Of course, there are also those questions you can totally avoid. For instance: “Why is Bambi’s mommy dead?” Or, “Why did the hunter even want to shoot Bambi’s mommy?” Or especially, “Is Bambi’s mommy in heaven with Grandpa Martineau?”
Enjoy it while you can, Bambi.
That’s why I’m taking my time with this particular movie selection. Let’s face it: tears will be spilled and nightmares will, most likely, be had.

Olivia and Fletcher love deer. We often see a doe with a couple of her little ones poking around in the backyard, and every now and then we see a family of seven eating the azaleas and foraging for acorns while we have our dinner at the kitchen table.
We see deer like this in our backyard. This, however, is not our backyard.
Photo by Gene Oleynik
My kids watch those deer they way they used to watch the geese in Prospect Park: wide-eyed and stock-still. Thank God we left Brooklyn before those geese were mass-murdered; that sure would’ve been a sucky conversation to have.
Photo from Elliotte Rusty Harold's Picasa
OLIVIA: “Mommy, where are all the geese?”

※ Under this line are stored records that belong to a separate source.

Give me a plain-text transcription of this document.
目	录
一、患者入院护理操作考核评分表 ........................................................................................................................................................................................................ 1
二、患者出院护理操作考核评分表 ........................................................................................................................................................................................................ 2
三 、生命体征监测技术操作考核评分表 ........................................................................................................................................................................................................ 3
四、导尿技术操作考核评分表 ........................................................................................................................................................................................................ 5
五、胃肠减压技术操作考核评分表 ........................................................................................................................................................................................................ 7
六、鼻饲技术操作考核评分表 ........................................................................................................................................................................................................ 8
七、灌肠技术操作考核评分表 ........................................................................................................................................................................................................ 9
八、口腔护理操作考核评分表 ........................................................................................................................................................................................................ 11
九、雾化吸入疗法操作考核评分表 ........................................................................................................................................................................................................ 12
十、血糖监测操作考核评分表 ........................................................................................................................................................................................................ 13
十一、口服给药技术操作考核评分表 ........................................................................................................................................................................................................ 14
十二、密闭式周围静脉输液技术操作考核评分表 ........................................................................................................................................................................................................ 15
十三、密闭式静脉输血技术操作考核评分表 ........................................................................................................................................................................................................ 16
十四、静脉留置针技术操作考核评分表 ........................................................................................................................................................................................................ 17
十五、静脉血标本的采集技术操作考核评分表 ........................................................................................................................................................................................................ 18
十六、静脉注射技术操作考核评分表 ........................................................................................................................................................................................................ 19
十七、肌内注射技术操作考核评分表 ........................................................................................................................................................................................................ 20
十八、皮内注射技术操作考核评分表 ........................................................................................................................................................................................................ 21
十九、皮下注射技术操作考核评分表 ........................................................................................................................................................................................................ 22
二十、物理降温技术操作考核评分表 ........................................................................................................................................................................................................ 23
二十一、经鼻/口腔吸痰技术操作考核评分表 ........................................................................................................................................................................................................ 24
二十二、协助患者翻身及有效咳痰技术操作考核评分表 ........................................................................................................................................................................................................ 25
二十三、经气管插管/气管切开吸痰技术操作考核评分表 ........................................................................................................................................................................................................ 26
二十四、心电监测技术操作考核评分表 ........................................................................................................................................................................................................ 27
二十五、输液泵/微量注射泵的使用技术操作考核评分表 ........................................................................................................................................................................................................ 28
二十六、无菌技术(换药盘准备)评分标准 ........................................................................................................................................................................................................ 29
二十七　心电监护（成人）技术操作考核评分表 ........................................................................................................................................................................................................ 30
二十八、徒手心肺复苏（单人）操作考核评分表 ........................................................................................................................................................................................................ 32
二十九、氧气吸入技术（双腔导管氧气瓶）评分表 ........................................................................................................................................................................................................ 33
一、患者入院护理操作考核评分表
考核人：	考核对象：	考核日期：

ME: “Hmmm. Well… Honey, the government gassed them.”

OLIVIA: “Whhyyy?” (As only a preschooler can say it.)

ME: “Well, according to the 2010 Goose Removal Report, Metropolitan New York City had an estimated 15,000 – 20,000 resident Canada Geese, which is about five times more than most people find socially acceptable.”

OLIVIA: “Why aren’t the geese socially acceptable?”

ME: “Uh, shoot. Huh. Maybe because they’re Canadian?”

Seriously, I don’t even know how “socially acceptable” applies to geese. And if I don’t know, how the heck am I supposed to explain that to a kid?

What I do know is that ever since Sully landed the “Miracle on the Hudson” those geese have had targets on their backs.
Photo by McDermid/Reuters
Poor geese. They were just doing what geese do: flying, pooping and taking bread from happy kids.

Now I hear the survivor geese (already suffering from what is sure to be horrible guilt about their fallen brethren) won’t even be able to get the bread: New York is cracking down on their “no feeding” policies.

Where is the joy in this world?

Maybe outside Birmingham's Purple Onion, where this guy was begging for my falafel crumbs.
Who needs bread when you can get fried, spiced chickpeas?